These losses begin very early on. As documented in her 2014 book, When Boys Become Boys, Stanford psychology professor Judy Y. Chu embedded with a small group of boys, from their years in pre-kindergarten to first grade. She regularly observed and interviewed them, their teachers, and their parents. Over two years, she reported that the boys became less present and more somber as they picked up cultural scripts tied to masculine stereotypes and learned to play the part of “real” boys. She watched as they changed everything—how they dressed, played, behaved—and traded their natural exuberance for a studied pose rooted in conformity.

Both mothers and fathers have believed that teaching their sons to be “real” men is at the heart of their job descriptions. As recently as 2020, research I helped conduct for the Global Boyhood Initiative of the DC-based NGO Equimundo found that parents of boys press them to comply with cultural standards, even at the expense of their personal authenticity. When asked what was most important for their sons, parents told us that they should be emotionally strong (94%) and physically strong (61%), play sports (48%), have a girlfriend (46%), and, overall, fit in (59%). 

As they try to meet these expectations, many boys lose all sense of being accepted for who they truly are. As Canadian scholar Michael Kaufman argues, there has long been a “strange combination of power and powerlessness, privilege, and pain” in masculinity. By their later teen years, many boys are stranded in a desolate state of emotional constriction, social isolation, and personal imposture. Not surprisingly, in a recent State of American Men survey we conducted at Equimundo, two-thirds of Gen Z men (between ages 18 to 23) agreed with the statement, “No one really knows me well.”

“Every boy, known and loved.”

When I first heard those words—a school motto coined by the late Tony Jarvis, legendary headmaster of Roxbury Latin School outside Boston—I was moved by their clarity and power. 

I continue to believe they capture exactly the right spirit and direction for our times.

We know what a child needs to flourish.
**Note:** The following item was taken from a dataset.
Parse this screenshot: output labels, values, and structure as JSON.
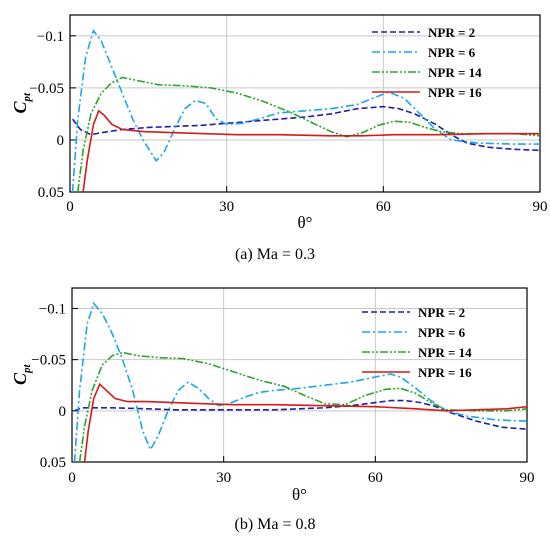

We’ve just been slow to apply it to our sons. A few years ago, my research team surveyed nearly 1,500 boys between the ages of 12 and 18 in six countries, as well as 1,200 of their teachers, and asked what was working in their education. In their responses, the teachers focused on the details of their lessons, but the boys wrote, often with deeply moving expressions of gratitude, about the personalities, quirks, and gifts of their teachers and coaches. They told us clearly that they need connection to do their best, whether in the classroom or on the field.

Yet, even in their families, too, many boys feel alone. In the same State of American Men survey, a large percentage of younger men reported feeling like they don’t have anyone they can talk to when they are stressed or troubled. And without supportive relationships, psychologists tell us, people become more vulnerable and their lives more precarious. In school, for example, disconnected boys are at higher risk of tuning out, giving up, or becoming “problems” in the classroom. When they do not feel “well held” and accountable to someone who cares for them, boys come adrift and look to their peers for their sense of belonging and purpose. Once they become disconnected, it is a great deal harder for young men to aspire or strive to be their best selves.

What can parents do to support their sons?

Much of the work of parenting a boy, especially as he gets older, is to build and maintain a strong enough relationship with him, so he knows he has an affirming place to turn when he feels tense, angry, fearful, or otherwise upset. A place where he is known and loved. These relationships are the foundation of a boy’s ability to resist all of the potentially harmful temptations and pressures of our modern culture.